Batch size: 5 gallons (18.9 liters)
Boil time: 90 minutes
Original extract: 12.1°P (1.049 SG)
Apparent extract: 2.6°P (1.010 SG)
Alcohol: 5.1% by volume
Bitterness: 22 IBU
Color: 4 SRM

Malts

  • 9 lb. Weyermann Pilsner malt
  • 4.0 oz. Weyermann CaraHell malt

Hops

  • 0.25 oz. Magnum [14% A.A.] at 60 min
  • 0.5 oz. Hallertauer Mittelfrüh [4% A.A.] at 15 min
  • 1 oz. Saaz [3.75% A.A.] at 5 min

Yeast

  • Wyeast 2042 Danish Lager

Mash Schedule

  • 147°F (64°C) for 30 min
  • 162°F (72°C) for 30 min
  • 170°F (77°C) for 5 min

Brewing Notes

Mash according to the indicated schedule and collect enough wort to yield 5 gallons (19 liters) after a vigorous 90-minute boil, about 6.5 gallons (24.6 liters). Boil for 90 minutes, adding hops per the schedule above.

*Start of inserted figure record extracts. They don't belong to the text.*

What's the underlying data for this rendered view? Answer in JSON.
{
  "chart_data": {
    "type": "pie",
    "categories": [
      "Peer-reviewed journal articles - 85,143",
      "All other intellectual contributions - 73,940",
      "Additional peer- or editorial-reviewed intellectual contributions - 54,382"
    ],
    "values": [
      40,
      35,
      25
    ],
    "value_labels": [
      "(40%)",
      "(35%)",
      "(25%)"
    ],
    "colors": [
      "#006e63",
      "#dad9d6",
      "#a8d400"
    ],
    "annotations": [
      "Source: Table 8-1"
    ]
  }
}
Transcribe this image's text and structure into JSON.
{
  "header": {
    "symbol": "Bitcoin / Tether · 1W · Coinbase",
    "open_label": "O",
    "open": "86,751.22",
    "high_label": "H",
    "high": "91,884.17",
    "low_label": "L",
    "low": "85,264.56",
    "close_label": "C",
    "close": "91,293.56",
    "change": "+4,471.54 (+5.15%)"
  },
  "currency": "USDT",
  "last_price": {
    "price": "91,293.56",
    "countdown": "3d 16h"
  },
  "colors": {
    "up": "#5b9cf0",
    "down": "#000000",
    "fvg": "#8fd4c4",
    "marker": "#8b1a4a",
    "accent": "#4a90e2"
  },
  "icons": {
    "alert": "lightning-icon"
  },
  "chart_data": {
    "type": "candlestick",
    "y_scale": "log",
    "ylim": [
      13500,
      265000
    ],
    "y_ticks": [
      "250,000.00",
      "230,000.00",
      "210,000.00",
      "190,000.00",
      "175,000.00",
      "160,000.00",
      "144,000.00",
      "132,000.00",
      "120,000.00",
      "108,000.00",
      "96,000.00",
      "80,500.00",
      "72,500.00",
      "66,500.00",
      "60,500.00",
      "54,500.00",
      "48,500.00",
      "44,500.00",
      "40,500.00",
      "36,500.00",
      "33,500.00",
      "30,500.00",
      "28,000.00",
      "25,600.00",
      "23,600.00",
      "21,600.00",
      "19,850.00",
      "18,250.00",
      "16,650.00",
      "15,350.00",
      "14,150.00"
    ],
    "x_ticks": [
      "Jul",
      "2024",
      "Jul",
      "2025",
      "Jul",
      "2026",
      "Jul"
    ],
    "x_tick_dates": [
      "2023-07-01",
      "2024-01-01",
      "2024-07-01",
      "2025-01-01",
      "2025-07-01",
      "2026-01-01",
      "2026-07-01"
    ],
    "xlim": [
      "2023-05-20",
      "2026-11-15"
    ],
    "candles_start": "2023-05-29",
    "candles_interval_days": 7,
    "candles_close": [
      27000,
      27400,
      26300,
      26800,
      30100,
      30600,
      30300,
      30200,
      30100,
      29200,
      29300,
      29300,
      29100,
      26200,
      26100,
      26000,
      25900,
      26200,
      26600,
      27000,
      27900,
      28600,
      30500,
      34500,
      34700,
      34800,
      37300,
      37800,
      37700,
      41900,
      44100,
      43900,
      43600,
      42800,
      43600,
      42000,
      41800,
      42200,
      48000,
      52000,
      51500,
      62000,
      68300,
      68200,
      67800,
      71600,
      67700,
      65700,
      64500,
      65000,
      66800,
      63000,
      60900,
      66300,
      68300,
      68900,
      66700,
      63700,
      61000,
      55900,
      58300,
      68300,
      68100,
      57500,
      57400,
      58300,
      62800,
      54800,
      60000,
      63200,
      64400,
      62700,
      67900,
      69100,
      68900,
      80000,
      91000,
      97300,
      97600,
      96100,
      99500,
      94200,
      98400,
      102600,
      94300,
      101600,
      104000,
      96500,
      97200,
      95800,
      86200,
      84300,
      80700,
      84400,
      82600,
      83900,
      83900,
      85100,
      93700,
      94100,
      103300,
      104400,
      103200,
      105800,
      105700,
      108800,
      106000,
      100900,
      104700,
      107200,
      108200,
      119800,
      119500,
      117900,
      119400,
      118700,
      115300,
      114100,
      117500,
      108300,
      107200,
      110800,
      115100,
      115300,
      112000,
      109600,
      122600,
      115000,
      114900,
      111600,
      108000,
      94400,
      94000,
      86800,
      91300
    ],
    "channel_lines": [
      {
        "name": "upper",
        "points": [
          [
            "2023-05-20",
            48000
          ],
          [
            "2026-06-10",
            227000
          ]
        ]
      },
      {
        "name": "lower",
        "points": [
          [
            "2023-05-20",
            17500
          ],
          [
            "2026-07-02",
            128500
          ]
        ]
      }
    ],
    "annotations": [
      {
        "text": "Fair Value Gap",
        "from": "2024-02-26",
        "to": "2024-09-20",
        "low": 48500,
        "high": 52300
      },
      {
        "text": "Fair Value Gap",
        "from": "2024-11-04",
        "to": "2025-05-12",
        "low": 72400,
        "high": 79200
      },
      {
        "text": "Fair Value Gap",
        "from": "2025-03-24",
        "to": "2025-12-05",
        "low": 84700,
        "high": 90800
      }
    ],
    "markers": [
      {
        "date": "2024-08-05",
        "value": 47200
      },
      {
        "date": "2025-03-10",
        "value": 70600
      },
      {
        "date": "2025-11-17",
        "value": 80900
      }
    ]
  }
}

Chill wort, pitch yeast at 48°F (9°C), and ferment according to the Narziß schedule if possible (see below). Lager for 4 weeks before packaging.

 

Narziß Lager Fermentation Schedule 

Cold ferment (46-50°F or 8-10°C) until specific gravity of the beer falls about half way from the measured original gravity to the expected final gravity.

Then, the temperature is raised to 54°F (12°C) and held until the beer reaches terminal gravity, after which time it is gradually cooled by about 2°F (1°C) per day to a lagering temperature near 32°F (0°C) and conditioned for several weeks or months. 

The eponymous lager phase is the long, cold period during which lager beer matures, mellows, and smooths out around the edges. An important aspect of the process is that it takes place on the yeast. This is crucial, as lager yeast continues to remain active even at temperatures near freezing.